Efficient Use of Bi-orthogonal Wavelet Transform for Cardiac Signals

Abstract

n the detection of various cardiac abnormalities the ECG finds its importance. ECG signal de-noising process in an embedded platform is a challenge which has to deal with several issues. Noise reduction in low amplitude ECG signals by various de-noising techniques is an important task of biomedical science. ECG signals are very low frequency signals of about 0.5Hz-100Hz. There are various types of artifacts which get added in ECG signals and change the original signal features, therefore there is a need of removal of these artifacts from the original ECG signal.
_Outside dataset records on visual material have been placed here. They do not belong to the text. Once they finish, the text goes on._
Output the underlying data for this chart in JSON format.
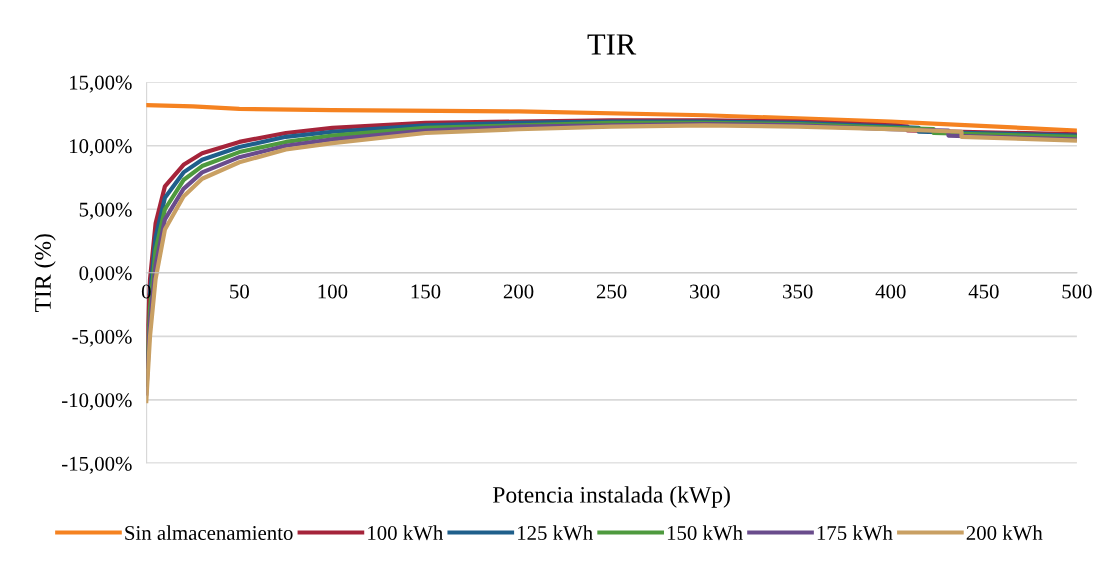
{
  "chart_data": {
    "type": "line",
    "title": "TIR",
    "xlabel": "Potencia instalada (kWp)",
    "ylabel": "TIR (%)",
    "xlim": [
      0,
      500
    ],
    "xticks": [
      0,
      50,
      100,
      150,
      200,
      250,
      300,
      350,
      400,
      450,
      500
    ],
    "ylim": [
      -15,
      15
    ],
    "yticks": [
      {
        "value": -15,
        "label": "-15,00%"
      },
      {
        "value": -10,
        "label": "-10,00%"
      },
      {
        "value": -5,
        "label": "-5,00%"
      },
      {
        "value": 0,
        "label": "0,00%"
      },
      {
        "value": 5,
        "label": "5,00%"
      },
      {
        "value": 10,
        "label": "10,00%"
      },
      {
        "value": 15,
        "label": "15,00%"
      }
    ],
    "grid": "y",
    "legend": "bottom",
    "marker": "none",
    "line_style": "solid",
    "series": [
      {
        "name": "Sin almacenamiento",
        "color": "#f58220",
        "x": [
          0,
          25,
          50,
          100,
          200,
          300,
          400,
          500
        ],
        "values": [
          13.2,
          13.1,
          12.9,
          12.8,
          12.7,
          12.4,
          11.9,
          11.2
        ]
      },
      {
        "name": "100 kWh",
        "color": "#a5243a",
        "x": [
          0,
          2,
          5,
          10,
          20,
          30,
          50,
          75,
          100,
          150,
          200,
          250,
          300,
          350,
          400,
          409,
          409,
          500
        ],
        "values": [
          -7.4,
          -0.5,
          3.9,
          6.8,
          8.5,
          9.4,
          10.3,
          11.0,
          11.4,
          11.8,
          11.9,
          12.0,
          12.0,
          11.9,
          11.6,
          11.5,
          11.2,
          10.9
        ]
      },
      {
        "name": "125 kWh",
        "color": "#1f5f8b",
        "x": [
          2,
          5,
          10,
          20,
          30,
          50,
          75,
          100,
          150,
          200,
          250,
          300,
          350,
          400,
          415,
          415,
          500
        ],
        "values": [
          -1.6,
          2.8,
          5.9,
          7.9,
          8.9,
          9.9,
          10.7,
          11.1,
          11.6,
          11.8,
          11.9,
          11.9,
          11.8,
          11.5,
          11.4,
          11.1,
          10.8
        ]
      },
      {
        "name": "150 kWh",
        "color": "#4e9a3e",
        "x": [
          0,
          2,
          5,
          10,
          20,
          30,
          50,
          75,
          100,
          150,
          200,
          250,
          300,
          350,
          400,
          423,
          423,
          500
        ],
        "values": [
          -8.8,
          -2.8,
          1.8,
          5.0,
          7.3,
          8.4,
          9.5,
          10.3,
          10.8,
          11.4,
          11.6,
          11.8,
          11.8,
          11.7,
          11.4,
          11.3,
          11.0,
          10.7
        ]
      },
      {
        "name": "175 kWh",
        "color": "#6a4c8c",
        "x": [
          0,
          2,
          5,
          10,
          20,
          30,
          50,
          75,
          100,
          150,
          200,
          250,
          300,
          350,
          400,
          431,
          431,
          500
        ],
        "values": [
          -9.5,
          -3.9,
          0.6,
          4.2,
          6.6,
          7.9,
          9.1,
          10.0,
          10.5,
          11.2,
          11.5,
          11.6,
          11.7,
          11.6,
          11.3,
          11.2,
          10.8,
          10.5
        ]
      },
      {
        "name": "200 kWh",
        "color": "#c9a063",
        "x": [
          0,
          2,
          5,
          10,
          20,
          30,
          50,
          75,
          100,
          150,
          200,
          250,
          300,
          350,
          400,
          438,
          438,
          500
        ],
        "values": [
          -10.1,
          -5.0,
          -0.5,
          3.4,
          6.0,
          7.4,
          8.7,
          9.7,
          10.2,
          11.0,
          11.3,
          11.5,
          11.6,
          11.5,
          11.3,
          11.1,
          10.7,
          10.4
        ]
      }
    ]
  }
}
The noises that commonly disturb the basic electrocardiogram signal are power line interference (PLI), electrode contact noise, motion artifacts, electromyography (EMG) noise and instrumentation noise. These noises can be classified according to their frequency content. In this paper, the wavelet transform based approach for removing noise is used. In this paper, the discrete wavelet transform (DWT) at level 8 was applied to noisy ECG signals and decomposition of these ECG signals was performed. After removal of noise component using thresholding technique, decomposed signal is again reconstructed using Inverse discrete wavelet transform (IDWT). Here for de-noising the ECG signal, bi-orthogonal wavelet transform is used and the most efficient idea for noise removal process is concluded with this wavelet transform. The simulation has been done in MATLAB environment with the help of SIMULINK. The experiments are carried out on MIT-BIH database. Performance analysis was performed by evaluating Mean Square Error (MSE), Signal-to-noise ratio (SNR), Peak Signal-to-noise ratio (PSNR) and visual inspection over the de-noised signal from each algorithm.